Making things worse, many survey tests of our model have dropped the “plausibility” variable. They essentially test what is theoretically a three-way interaction (order x mode x plausibility) as if it were a two-way (order x mode). The results are confusing—as they should be when you gloss over one crucial variable. George Bishop and Andrew Smith’s 2001 Public Opinion Quarterly piece illustrates this problem: The authors test a two-way interaction and conclude that a model that predicts a three-way interaction doesn’t work (see also Bishop's comments in this exchange). Unfortunately, such errors of analysis provide neither a basis for theoretical conclusions nor for applied advice.

The new thing we learned is that response order effects increase dramatically with age, in particular on the phone; see Knauper's 1999 study, "The Impact of Age and Education on Response Order Effects in Attitude Measurement."

 

  • Nonattitudes/attitude strength. From an attitude construction perspective, the distinction between attitudes and nonattitudes is not theoretically meaningful. Moreover, there's no empirical relationship between attitude strength and susceptibility to context effects, despite popular beliefs to the opposite—Krosnick and Schuman (1988) put the nail into that coffin with a Journal of Personality and Social Psychology piece. But it leaves an interesting paradox: self-reported attitude strength does predict resistance to persuasion, but it does not predict susceptibility to context effects. I think I have an answer to why that is, and I discuss it in the “attitude construction” manuscript in a section on attitude strength (Schwarz, in press).

A special twist are questions about fictitious issues. In my reading, that was an artifact produced by researchers. Respondents have no reason to assume that we’d ask a meaningless question and peruse the context to make sense of it. Once they made sense of it, they can give a meaningful answer, as Schuman and Kalton (1985) noted. Our demonstration of that is Strack, Schwarz, and Wänke's Social Cognition, and I review it in chapter 4 of Cognition and Communication. The answers to questions about fictitious issues are not meaningless—only the questions are.

 

  • Open versus closed. What we know is what Schuman and Presser (1981) said, and there are no qualifications to be added, at least none I’m aware of. I’m couching the differences in the language of Gricean conversational processes, where the response alternatives clarify what the researcher wants to know (chapter 5 of Cognition and Communication). This makes it look less “odd” (in fact, it’s perfectly consistent with proper conversational conduct) but doesn’t change anything about the robust effect.

 

  • Don't know and middle alternative. Same thing. Nothing to be added to what Schuman and Presser (1981) said, I think. Except, perhaps, that “full filters” can convey the expectation that you should only answer when you are an expert. Hence, they discourage people from reporting opinions they would otherwise report (reviewed in Cognition and Communication, chapter 5).

 

  • Tone of wording. Aside from Hippler and Schwarz (1986) on forbid/allow, we’ve never done much on that, nor have I seen much other work. Conceptually, I think that different tones convey differentially extreme meanings, which triggers a search for different information. For example, “What do you dislike about Bush?” versus “What do you hate about Bush?” would do so, and once that stuff has been brought to mind, you use it later on.

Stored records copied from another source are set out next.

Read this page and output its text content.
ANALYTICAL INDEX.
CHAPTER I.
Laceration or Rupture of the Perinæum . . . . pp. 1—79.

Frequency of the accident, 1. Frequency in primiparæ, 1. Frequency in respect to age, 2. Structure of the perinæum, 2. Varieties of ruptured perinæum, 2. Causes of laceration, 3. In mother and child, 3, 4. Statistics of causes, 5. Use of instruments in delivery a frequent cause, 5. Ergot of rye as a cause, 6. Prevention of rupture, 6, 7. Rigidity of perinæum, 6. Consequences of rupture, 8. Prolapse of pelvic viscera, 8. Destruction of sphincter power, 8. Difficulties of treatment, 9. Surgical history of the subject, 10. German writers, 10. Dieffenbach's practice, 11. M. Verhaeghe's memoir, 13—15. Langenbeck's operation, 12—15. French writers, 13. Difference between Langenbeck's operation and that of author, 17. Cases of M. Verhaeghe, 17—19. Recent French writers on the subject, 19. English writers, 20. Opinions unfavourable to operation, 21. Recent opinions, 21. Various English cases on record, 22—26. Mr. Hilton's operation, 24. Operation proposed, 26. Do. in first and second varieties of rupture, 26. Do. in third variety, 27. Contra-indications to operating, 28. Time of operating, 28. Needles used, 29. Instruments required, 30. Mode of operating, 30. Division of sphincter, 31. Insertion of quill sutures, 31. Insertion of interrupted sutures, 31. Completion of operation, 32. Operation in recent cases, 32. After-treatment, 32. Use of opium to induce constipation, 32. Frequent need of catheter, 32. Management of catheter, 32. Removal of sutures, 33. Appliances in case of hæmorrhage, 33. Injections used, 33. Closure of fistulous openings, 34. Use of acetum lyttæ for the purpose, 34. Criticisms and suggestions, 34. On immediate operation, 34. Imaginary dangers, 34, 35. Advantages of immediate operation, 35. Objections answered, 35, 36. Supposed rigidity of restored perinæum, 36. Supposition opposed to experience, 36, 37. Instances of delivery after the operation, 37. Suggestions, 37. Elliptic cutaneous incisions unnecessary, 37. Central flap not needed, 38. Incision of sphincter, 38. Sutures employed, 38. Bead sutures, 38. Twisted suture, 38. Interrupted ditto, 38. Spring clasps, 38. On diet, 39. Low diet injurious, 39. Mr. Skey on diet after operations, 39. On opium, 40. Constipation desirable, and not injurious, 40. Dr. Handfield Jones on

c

There are a few other topics in Questions & Answers that I have nothing to say on. Eric Knowles has done some interesting work on acquiescence, which is worth looking at.

That’s it. What really impresses me is how much Schuman and Presser (1981) set the agenda twenty-five years ago. What disappoints me is that while we did well in providing more process-oriented accounts of known phenomena, we didn’t put many new phenomena on the map (aside from extensions of familiar stuff, some age- and culture-related differences, some direction of comparison effects, and so on, but that’s all perfectly within the paradigm). So looking back, I feel that the effort was useful and certainly had considerable applied impact; but its pay-off in terms of novel psychological phenomena was more limited than I once hoped.